Conversely, extreme left-wing groups such as the Earth Liberation Front have lent their support to right-wing anti-government activists. “I see something like Tim McVeigh as not being something I personally support, because it killed an awful lot of people, but I think that generally the ideas I can support,” said Leslie James Pickering, a spokesman for the ELF.
And even some liberals have come to support the stance. Gore Vidal, the essayist, novelist and sometime congressional candidate, was among five friends of McVeigh’s who were invited to attend his execution. He accepted the invitation, offering his support for the bomber’s ideas: “McVeigh’s sacrifice of himself to his sense of justice is a wake-up call, an alarm bell in what is an increasingly dark night,” Vidal said, adding cheekily: “He asked, and I thought, ‘Well we both have the same feelings about government running amok.’ We have both seen an election hijacked by a Supreme Court.”
Indeed, Vidal’s observation may be the final ironic flourish to this trend. For a nation that has long doubted the legitimacy of its government, a perfect match has finally been created: A government whose legitimacy is truly doubtful.
John Ashcroft
The Antigovernment Government
Appointed Attorney-General in George W. Bush’s cabinet, Ashcroft is the highest-ranking official ever to support the radical notion that the U.S. constitution’s Second Amendment gives Americans a legal right to prepare armed insurrections. His appointment, and that of fellow believer Gale Norton, marks the ascendancy of a concept that was virtually unknown a generation ago.
Charlton Heston
The National Rifle Association
The famous actor, shown here testifying before Congress in 1999, is the president of America’s largest antigovernment organization, the NRA, with three million active members. Since 1977, the NRA has promoted an ‘insurrectionist’ interpretation of the Second Amendment. Through its political donations, the group has an enormous influence on legislation in Washington.
John Trochmann
The Militia Movement
In 1991, farmer and ex-serviceman Trochmann (shown here at a 1997 ‘Self-Sufficiency and Preparedness Expo’) took a number of fringe antigovernment views and formed the Militia of Montana, an armed group that prepares for war with what it sees as an unconstitutional U.S. government. Scores of similar citizen-militia groups formed during the 1990s; their numbers have decreased in the wake of Timothy McVeigh’s notoriety, but they remain popular in western states.
Theodore Kaczynski
The Anticivilization Left
Jailed ‘Unabomber’ Kaczynski (shown here after his 1996 arrest in Montana) is the most famous figure in a new leftwing branch of the antigovernment movement. Formerly, only ultra-right groups like the John Birch Society believed the U.S. government was illegitimate. Now that view is shared by extreme environmentalists, ‘primitivist’ anarchists and some anti-corporate activists. Right-wing Patriot and Militia members have come to support leftwing causes such as anti-trade protests.
The Ku Klux Klan
The Old Guard
The wake of the Civil War led to the creation of the Ku Klux Klan (shown here at a 1999 gathering in Cleveland), committed not only to racism but to the view that the states, not Washington, held true sovereignty. This creed has been shared by the Silvershirts of the 1930s, the John Birchers and Minutemen of the 1950s and 1960s, and Posse Comitatus in the 1980s; and on the left, by the post-196Os Weather Underground, and various radical environmentalists and anarchist groups today.
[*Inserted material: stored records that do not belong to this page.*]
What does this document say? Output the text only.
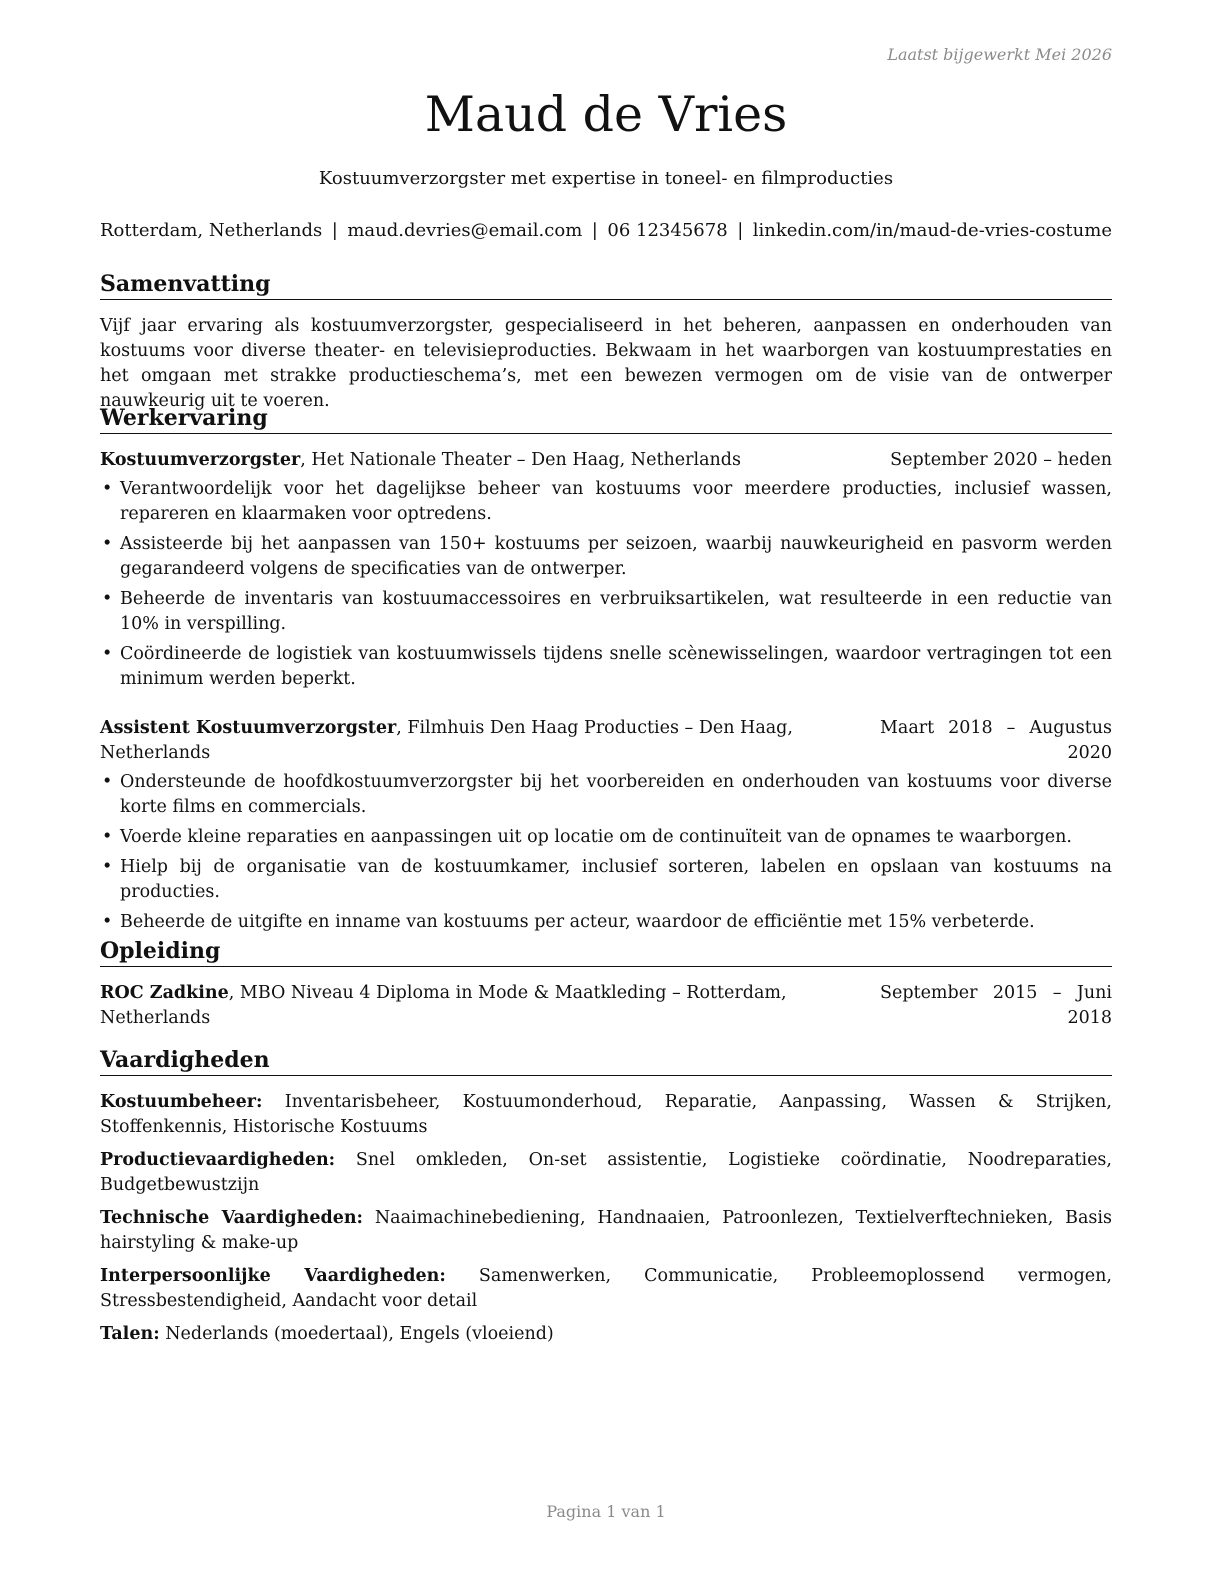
Laatst bijgewerkt Mei 2026
Maud de Vries
Kostuumverzorgster met expertise in toneel- en filmproducties
Rotterdam, Netherlands | maud.devries@email.com | 06 12345678 | linkedin.com/in/maud-de-vries-costume
Samenvatting
Vijf jaar ervaring als kostuumverzorgster, gespecialiseerd in het beheren, aanpassen en onderhouden van kostuums voor diverse theater- en televisieproducties. Bekwaam in het waarborgen van kostuumprestaties en het omgaan met strakke productieschema’s, met een bewezen vermogen om de visie van de ontwerper nauwkeurig uit te voeren.
Werkervaring
Kostuumverzorgster, Het Nationale Theater – Den Haag, Netherlands	September 2020 – heden
• Verantwoordelijk voor het dagelijkse beheer van kostuums voor meerdere producties, inclusief wassen, repareren en klaarmaken voor optredens.
• Assisteerde bij het aanpassen van 150+ kostuums per seizoen, waarbij nauwkeurigheid en pasvorm werden gegarandeerd volgens de specificaties van de ontwerper.
• Beheerde de inventaris van kostuumaccessoires en verbruiksartikelen, wat resulteerde in een reductie van 10% in verspilling.
• Coördineerde de logistiek van kostuumwissels tijdens snelle scènewisselingen, waardoor vertragingen tot een minimum werden beperkt.
Assistent Kostuumverzorgster, Filmhuis Den Haag Producties – Den Haag, Netherlands
Maart 2018 – Augustus 2020
• Ondersteunde de hoofdkostuumverzorgster bij het voorbereiden en onderhouden van kostuums voor diverse korte films en commercials.
• Voerde kleine reparaties en aanpassingen uit op locatie om de continuïteit van de opnames te waarborgen.
• Hielp bij de organisatie van de kostuumkamer, inclusief sorteren, labelen en opslaan van kostuums na producties.
• Beheerde de uitgifte en inname van kostuums per acteur, waardoor de efficiëntie met 15% verbeterde.
Opleiding
ROC Zadkine, MBO Niveau 4 Diploma in Mode & Maatkleding – Rotterdam, Netherlands
September 2015 – Juni 2018
Vaardigheden
Kostuumbeheer: Inventarisbeheer, Kostuumonderhoud, Reparatie, Aanpassing, Wassen & Strijken, Stoffenkennis, Historische Kostuums
Productievaardigheden: Snel omkleden, On-set assistentie, Logistieke coördinatie, Noodreparaties, Budgetbewustzijn
Technische Vaardigheden: Naaimachinebediening, Handnaaien, Patroonlezen, Textielverftechnieken, Basis hairstyling & make-up
Interpersoonlijke Vaardigheden: Samenwerken, Communicatie, Probleemoplossend vermogen, Stressbestendigheid, Aandacht voor detail
Talen: Nederlands (moedertaal), Engels (vloeiend)
Pagina 1 van 1
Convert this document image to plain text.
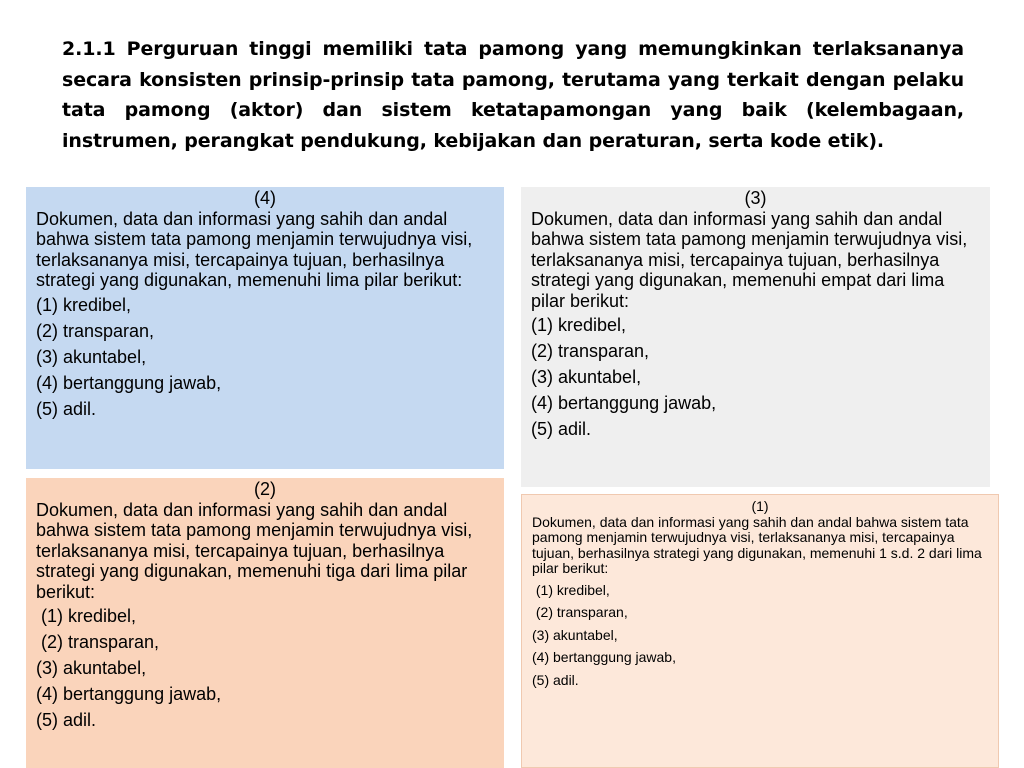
2.1.1 Perguruan tinggi memiliki tata pamong yang memungkinkan terlaksananya secara konsisten prinsip-prinsip tata pamong, terutama yang terkait dengan pelaku tata pamong (aktor) dan sistem ketatapamongan yang baik (kelembagaan, instrumen, perangkat pendukung, kebijakan dan peraturan, serta kode etik).
(4)

Dokumen, data dan informasi yang sahih dan andal bahwa sistem tata pamong menjamin terwujudnya visi, terlaksananya misi, tercapainya tujuan, berhasilnya strategi yang digunakan, memenuhi lima pilar berikut:

(1) kredibel,
(2) transparan,
(3) akuntabel,
(4) bertanggung jawab,
(5) adil.
(3)

Dokumen, data dan informasi yang sahih dan andal bahwa sistem tata pamong menjamin terwujudnya visi, terlaksananya misi, tercapainya tujuan, berhasilnya strategi yang digunakan, memenuhi empat dari lima pilar berikut:

(1) kredibel,
(2) transparan,
(3) akuntabel,
(4) bertanggung jawab,
(5) adil.
(2)

Dokumen, data dan informasi yang sahih dan andal bahwa sistem tata pamong menjamin terwujudnya visi, terlaksananya misi, tercapainya tujuan, berhasilnya strategi yang digunakan, memenuhi tiga dari lima pilar berikut:

(1) kredibel,
(2) transparan,
(3) akuntabel,
(4) bertanggung jawab,
(5) adil.
(1)

Dokumen, data dan informasi yang sahih dan andal bahwa sistem tata pamong menjamin terwujudnya visi, terlaksananya misi, tercapainya tujuan, berhasilnya strategi yang digunakan, memenuhi 1 s.d. 2 dari lima pilar berikut:

(1) kredibel,
(2) transparan,
(3) akuntabel,
(4) bertanggung jawab,
(5) adil.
Norman Olson and Ray Southwell
The Rural Rebels
Since the early 1990s. the antigovemment underground has erupted into armed confrontation every couple of years. A year after the Oklahoma bombing, the FBI staged an armed siege at the headquarters of the Montana Freemen (where these two Michigan Militia members came to show support). Last month, the McGuckin family of northern Idaho was involved in a similar standoff.